The Associated Press
For the fourth time in as many years, the Washington Legislature is taking a look at teacher and principal evaluations, responding to pressure from the U.S. government to force school districts to judge performance partly on student test scores.
Three proposals were up for discussion Wednesday in the Senate Education Committee.
One would require school districts to give heavy weight to test scores — at least 50 percent in some sections of job-performance reviews. The second would make test data a mandatory part of teacher and principal evaluations but not mandate a percentage.
The third bill, requested by the superintendent of public instruction, is similar to the second but would delay implementation until the 2016-2017 school year.
If the evaluation law isn’t changed to require test scores as a factor in evaluations, the state is in danger of losing federal dollars for education and a waiver from the federal government from the requirements of the No Child Left Behind law, education officials say.

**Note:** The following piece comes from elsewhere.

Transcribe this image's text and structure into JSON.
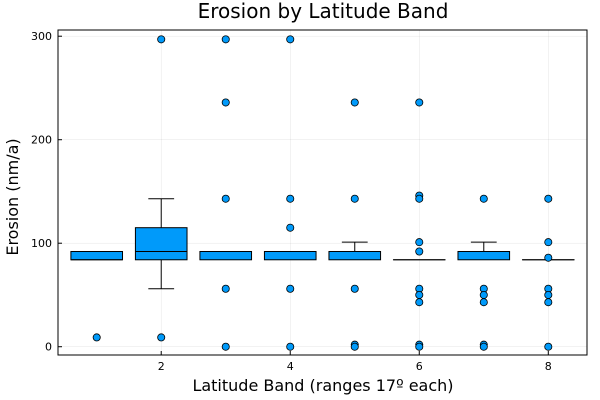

Last year’s revision of the state law gave districts some flexibility about how they might use testing data. Since teacher contracts are negotiated locally, districts are making their own decisions about how to interpret the law and most are not including state test scores in their evaluation systems.
“Most of them are simply postponing that conversation,” said Deputy Superintendent of Public Instruction Alan Burke. “They have spent most of their time focusing on the classroom-based tools because those affect all teachers.”

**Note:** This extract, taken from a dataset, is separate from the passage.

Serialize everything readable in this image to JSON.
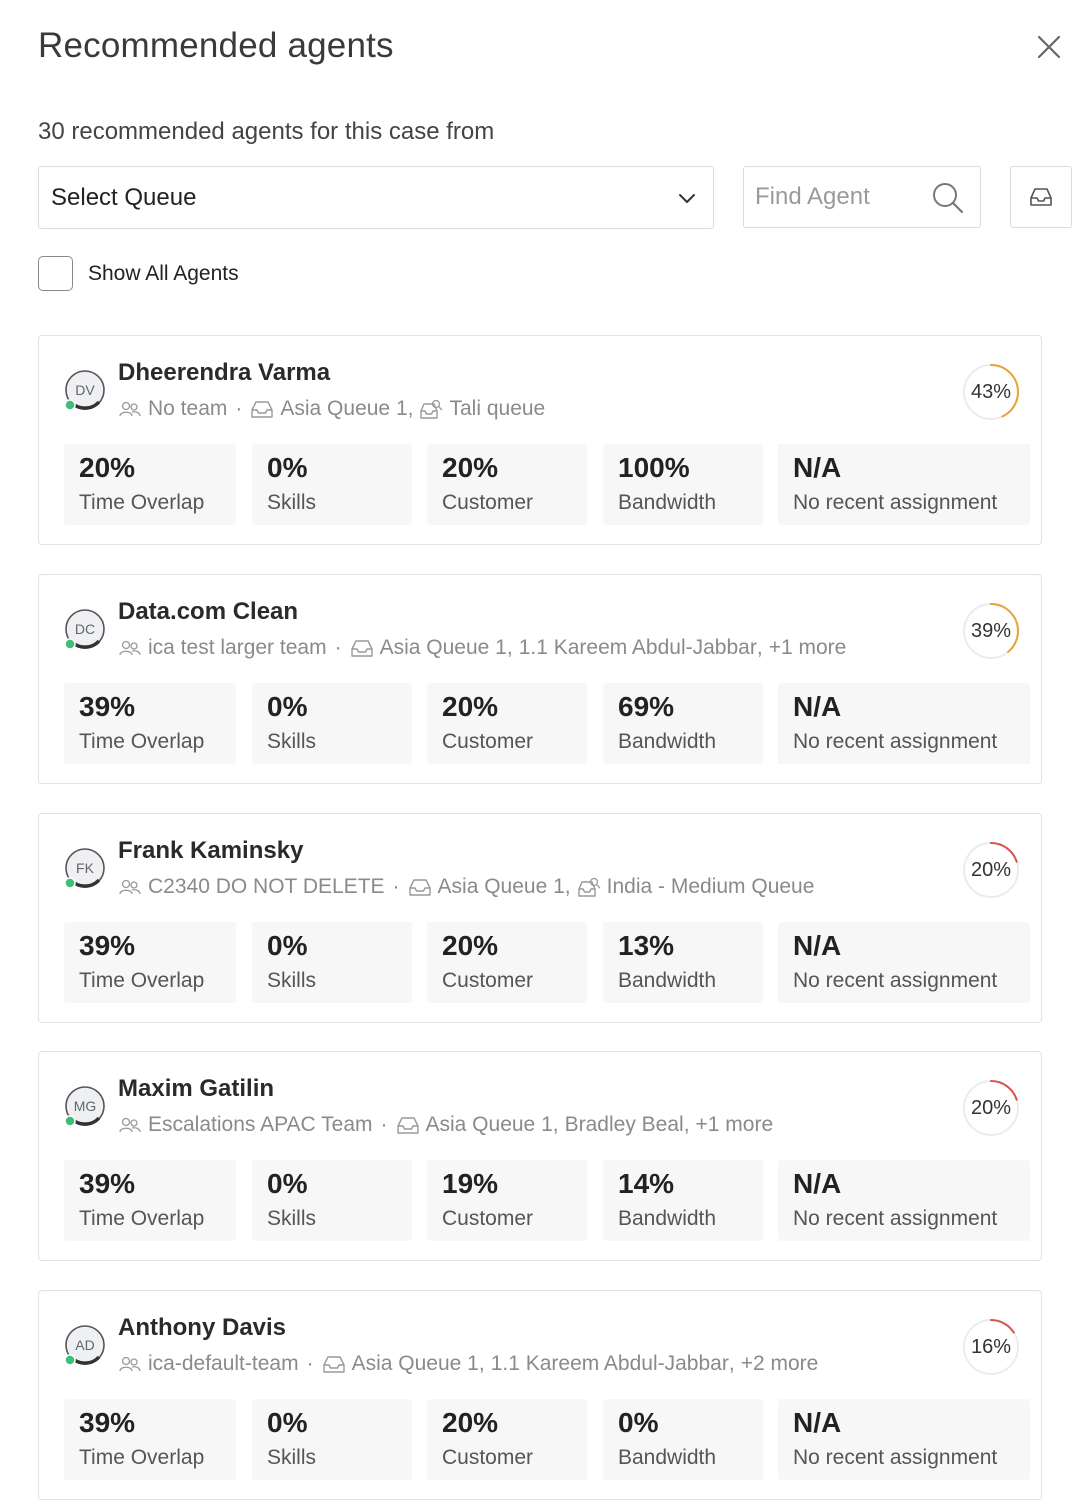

The federal education law set a 2014 deadline for every child in the nation to be reading and doing math at grade level. The U.S. Department of Education has been granting waivers from that rule to states that meet certain requirements, including using test data in evaluations.
Washington was given a conditional waiver to give it time to fix the system. Burke said losing the waiver could force nearly all schools in the state to send a letter home to parents saying they are failing to meet the requirements of the federal education law.

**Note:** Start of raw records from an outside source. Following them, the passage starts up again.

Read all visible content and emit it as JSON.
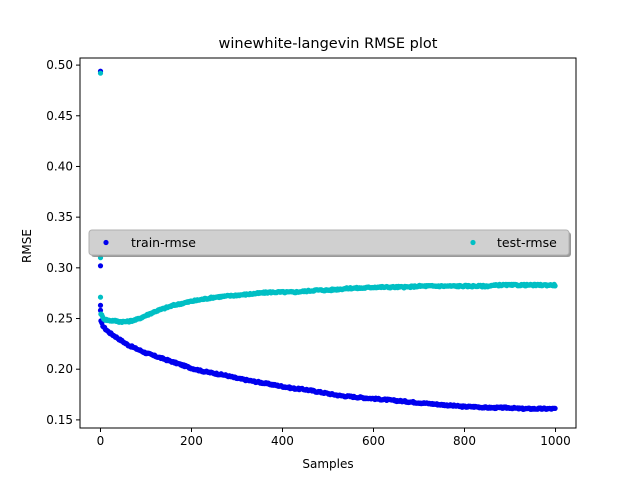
{
  "chart_data": {
    "type": "scatter",
    "title": "winewhite-langevin RMSE plot",
    "xlabel": "Samples",
    "ylabel": "RMSE",
    "xlim": [
      -45,
      1045
    ],
    "ylim": [
      0.142,
      0.507
    ],
    "xticks": [
      0,
      200,
      400,
      600,
      800,
      1000
    ],
    "yticks": [
      0.15,
      0.2,
      0.25,
      0.3,
      0.35,
      0.4,
      0.45,
      0.5
    ],
    "ytick_labels": [
      "0.15",
      "0.20",
      "0.25",
      "0.30",
      "0.35",
      "0.40",
      "0.45",
      "0.50"
    ],
    "grid": false,
    "legend_position": "center",
    "series": [
      {
        "name": "train-rmse",
        "color": "#0000ee",
        "outliers": [
          [
            0,
            0.494
          ],
          [
            0,
            0.302
          ],
          [
            0,
            0.263
          ],
          [
            0,
            0.258
          ]
        ],
        "x": [
          1,
          5,
          10,
          20,
          30,
          40,
          50,
          60,
          70,
          80,
          90,
          100,
          120,
          140,
          160,
          180,
          200,
          225,
          250,
          275,
          300,
          325,
          350,
          375,
          400,
          425,
          450,
          475,
          500,
          525,
          550,
          575,
          600,
          625,
          650,
          675,
          700,
          725,
          750,
          775,
          800,
          825,
          850,
          875,
          900,
          925,
          950,
          975,
          1000
        ],
        "y": [
          0.247,
          0.243,
          0.24,
          0.236,
          0.233,
          0.23,
          0.227,
          0.224,
          0.222,
          0.22,
          0.218,
          0.216,
          0.213,
          0.21,
          0.207,
          0.204,
          0.201,
          0.198,
          0.196,
          0.194,
          0.191,
          0.189,
          0.187,
          0.185,
          0.183,
          0.181,
          0.18,
          0.178,
          0.176,
          0.174,
          0.173,
          0.172,
          0.171,
          0.17,
          0.169,
          0.168,
          0.167,
          0.166,
          0.165,
          0.164,
          0.163,
          0.163,
          0.162,
          0.162,
          0.162,
          0.161,
          0.161,
          0.161,
          0.161
        ]
      },
      {
        "name": "test-rmse",
        "color": "#00bfc4",
        "outliers": [
          [
            0,
            0.492
          ],
          [
            0,
            0.31
          ],
          [
            0,
            0.271
          ]
        ],
        "x": [
          1,
          5,
          10,
          20,
          30,
          40,
          50,
          60,
          70,
          80,
          90,
          100,
          120,
          140,
          160,
          180,
          200,
          225,
          250,
          275,
          300,
          325,
          350,
          375,
          400,
          425,
          450,
          475,
          500,
          525,
          550,
          575,
          600,
          625,
          650,
          675,
          700,
          725,
          750,
          775,
          800,
          825,
          850,
          875,
          900,
          925,
          950,
          975,
          1000
        ],
        "y": [
          0.255,
          0.251,
          0.249,
          0.248,
          0.248,
          0.247,
          0.247,
          0.247,
          0.248,
          0.249,
          0.251,
          0.253,
          0.257,
          0.26,
          0.263,
          0.265,
          0.267,
          0.269,
          0.271,
          0.272,
          0.273,
          0.274,
          0.275,
          0.276,
          0.276,
          0.276,
          0.277,
          0.278,
          0.278,
          0.279,
          0.28,
          0.28,
          0.281,
          0.281,
          0.281,
          0.281,
          0.282,
          0.282,
          0.282,
          0.282,
          0.282,
          0.282,
          0.282,
          0.283,
          0.283,
          0.283,
          0.283,
          0.283,
          0.283
        ]
      }
    ]
  }
}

It also may change the way school districts can spend nearly $40 million in federal dollars or possibly make some money unavailable to some districts, state officials believe.
Sen. Steve Litzow, chairman of the Senate Education Committee, said he is confident the Legislature will come up with a compromise to revise the law this session. Litzow, R-Mercer Island, is sponsoring the option that would require statewide testing to make up at least 50 percent of the data behind some parts of evaluations.